De esta manera se avanza en el proyecto que regulará a largo plazo la gratuidad para los alumnos que ingresen a la educación superior, y que a diferencia de lo ocurrido este año, no será tramitada en la glosa presupuestaria del Mineduc. 

El borrador de la reforma -que este jueves reproduce “El Mercurio”- cuenta con 170 artículos que abordan materias como la creación de una Subsecretaría de Educación Superior, el sistema de financiamiento público (para instituciones públicas y privadas), los requisitos para los estudiantes, la regulación de los aranceles, el control de las vacantes y los aportes basales para instituciones públicas y privadas. 

La iniciativa, que se encuentra en etapa pre legislativa, además establece el aseguramiento de la calidad de la educación superior y los procesos de acreditación de la instituciones. 

Respecto al financiamiento, el texto plantea que las instituciones estatales pasarán automáticamente al sistema de financiamiento público, mientras que las instituciones privadas que quieran incorporarse deberán contar con una serie de requisitos, entre los que se establecen la acreditación, ser dueños de sus inmuebles y contar con transparencia activa. 

En cuanto al financiamiento y la gratuidad para los estudiantes, la iniciativa considera que sólo se financiará la duración nominal de una carrera.
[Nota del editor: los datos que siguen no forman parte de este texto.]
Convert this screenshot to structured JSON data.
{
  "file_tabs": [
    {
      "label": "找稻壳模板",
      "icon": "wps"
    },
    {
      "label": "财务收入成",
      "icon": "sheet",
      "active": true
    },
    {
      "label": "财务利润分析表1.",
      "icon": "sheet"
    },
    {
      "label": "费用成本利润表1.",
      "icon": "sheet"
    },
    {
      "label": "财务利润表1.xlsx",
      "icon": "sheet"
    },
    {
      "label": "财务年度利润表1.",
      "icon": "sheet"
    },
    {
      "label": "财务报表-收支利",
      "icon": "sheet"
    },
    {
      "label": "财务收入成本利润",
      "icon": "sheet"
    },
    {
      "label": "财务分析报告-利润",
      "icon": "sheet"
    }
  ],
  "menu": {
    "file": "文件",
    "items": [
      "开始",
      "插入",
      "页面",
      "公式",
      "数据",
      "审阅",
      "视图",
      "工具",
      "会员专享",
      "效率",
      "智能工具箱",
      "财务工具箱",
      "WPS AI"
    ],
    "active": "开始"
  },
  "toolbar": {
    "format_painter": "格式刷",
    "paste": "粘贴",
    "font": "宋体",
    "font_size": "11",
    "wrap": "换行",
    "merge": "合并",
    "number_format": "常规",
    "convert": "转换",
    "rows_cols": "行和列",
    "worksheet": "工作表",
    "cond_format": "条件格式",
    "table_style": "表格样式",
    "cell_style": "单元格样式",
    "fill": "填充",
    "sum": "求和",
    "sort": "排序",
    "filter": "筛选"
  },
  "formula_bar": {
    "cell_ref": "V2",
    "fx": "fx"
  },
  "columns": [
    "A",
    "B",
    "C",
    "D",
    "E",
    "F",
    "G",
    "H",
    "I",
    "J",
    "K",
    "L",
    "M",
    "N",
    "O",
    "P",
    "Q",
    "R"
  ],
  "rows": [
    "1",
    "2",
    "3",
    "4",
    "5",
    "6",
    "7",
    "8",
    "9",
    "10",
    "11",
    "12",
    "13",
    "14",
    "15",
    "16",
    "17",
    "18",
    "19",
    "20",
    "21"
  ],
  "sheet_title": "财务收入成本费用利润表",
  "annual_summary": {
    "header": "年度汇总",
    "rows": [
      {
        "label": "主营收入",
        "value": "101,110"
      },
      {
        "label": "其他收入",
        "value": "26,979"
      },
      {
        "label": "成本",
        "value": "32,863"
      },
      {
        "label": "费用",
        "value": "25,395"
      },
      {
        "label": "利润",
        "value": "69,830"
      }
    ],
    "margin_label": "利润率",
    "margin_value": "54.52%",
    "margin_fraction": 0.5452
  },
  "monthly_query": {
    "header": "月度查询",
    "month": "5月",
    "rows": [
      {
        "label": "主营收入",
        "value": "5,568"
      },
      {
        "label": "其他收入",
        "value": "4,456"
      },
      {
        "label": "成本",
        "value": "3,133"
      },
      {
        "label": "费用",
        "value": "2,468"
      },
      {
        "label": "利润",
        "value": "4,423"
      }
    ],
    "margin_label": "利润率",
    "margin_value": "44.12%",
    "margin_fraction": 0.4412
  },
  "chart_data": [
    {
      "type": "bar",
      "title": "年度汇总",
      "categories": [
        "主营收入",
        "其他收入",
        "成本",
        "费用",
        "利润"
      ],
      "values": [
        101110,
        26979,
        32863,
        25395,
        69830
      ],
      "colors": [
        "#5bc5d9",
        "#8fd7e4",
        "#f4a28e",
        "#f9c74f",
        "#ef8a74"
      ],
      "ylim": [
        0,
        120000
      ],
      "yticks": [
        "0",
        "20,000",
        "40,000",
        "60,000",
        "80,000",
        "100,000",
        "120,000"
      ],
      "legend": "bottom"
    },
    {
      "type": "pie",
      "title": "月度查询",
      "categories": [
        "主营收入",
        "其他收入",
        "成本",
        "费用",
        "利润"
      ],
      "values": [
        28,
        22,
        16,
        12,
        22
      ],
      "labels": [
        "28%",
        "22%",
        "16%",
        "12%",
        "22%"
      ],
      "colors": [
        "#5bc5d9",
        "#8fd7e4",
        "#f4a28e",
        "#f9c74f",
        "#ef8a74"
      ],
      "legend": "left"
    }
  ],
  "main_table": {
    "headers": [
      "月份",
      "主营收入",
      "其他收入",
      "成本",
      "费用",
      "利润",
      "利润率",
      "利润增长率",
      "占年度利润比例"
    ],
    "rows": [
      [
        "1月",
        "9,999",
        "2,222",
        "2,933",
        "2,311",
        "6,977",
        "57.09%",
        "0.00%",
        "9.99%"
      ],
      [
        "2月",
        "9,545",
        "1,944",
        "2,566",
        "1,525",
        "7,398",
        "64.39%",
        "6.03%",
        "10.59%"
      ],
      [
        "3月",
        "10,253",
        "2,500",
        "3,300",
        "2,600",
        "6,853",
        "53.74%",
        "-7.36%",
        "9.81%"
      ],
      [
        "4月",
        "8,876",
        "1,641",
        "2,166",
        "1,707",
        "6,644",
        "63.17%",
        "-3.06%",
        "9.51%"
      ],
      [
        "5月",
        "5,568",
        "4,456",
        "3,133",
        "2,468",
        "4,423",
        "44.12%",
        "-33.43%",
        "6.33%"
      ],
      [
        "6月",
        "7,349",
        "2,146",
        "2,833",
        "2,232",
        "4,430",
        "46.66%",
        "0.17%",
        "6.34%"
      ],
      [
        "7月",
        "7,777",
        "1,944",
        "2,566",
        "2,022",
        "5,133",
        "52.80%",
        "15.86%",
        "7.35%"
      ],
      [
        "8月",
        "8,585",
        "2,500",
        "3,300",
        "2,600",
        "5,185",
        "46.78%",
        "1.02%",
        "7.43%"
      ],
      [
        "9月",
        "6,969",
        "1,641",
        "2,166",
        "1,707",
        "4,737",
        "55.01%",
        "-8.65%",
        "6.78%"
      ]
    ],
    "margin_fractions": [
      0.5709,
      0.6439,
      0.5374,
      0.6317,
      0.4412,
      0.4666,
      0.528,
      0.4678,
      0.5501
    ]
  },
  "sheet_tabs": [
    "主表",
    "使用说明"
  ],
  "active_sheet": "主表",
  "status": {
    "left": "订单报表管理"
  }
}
Es decir, si un alumno excede ese tiempo, deberá pagar un porcentaje del arancel regulado a la universidad y esta correr con el resto. 

Para las instituciones que se sumen a la gratuidad, será la subsecretaría la que determinará el número de vacantes nuevas por un periodo de cuatro años, considerando factores como la calidad, el tipo de plantel y el presupuesto existente. 

El proyecto regula además los aportes basales a las casas de estudio, obliga a mantener los estados financieros de las universidades adheridas en forma pública, para evitar que se produzcan situaciones de lucro y crea una nueva acreditación de cuatro categorías, agregando a las exigencias para obtener dicha certificación mecanismos de participación transparentes y nuevas políticas de equidad para la permanencia y el acceso de alumnos.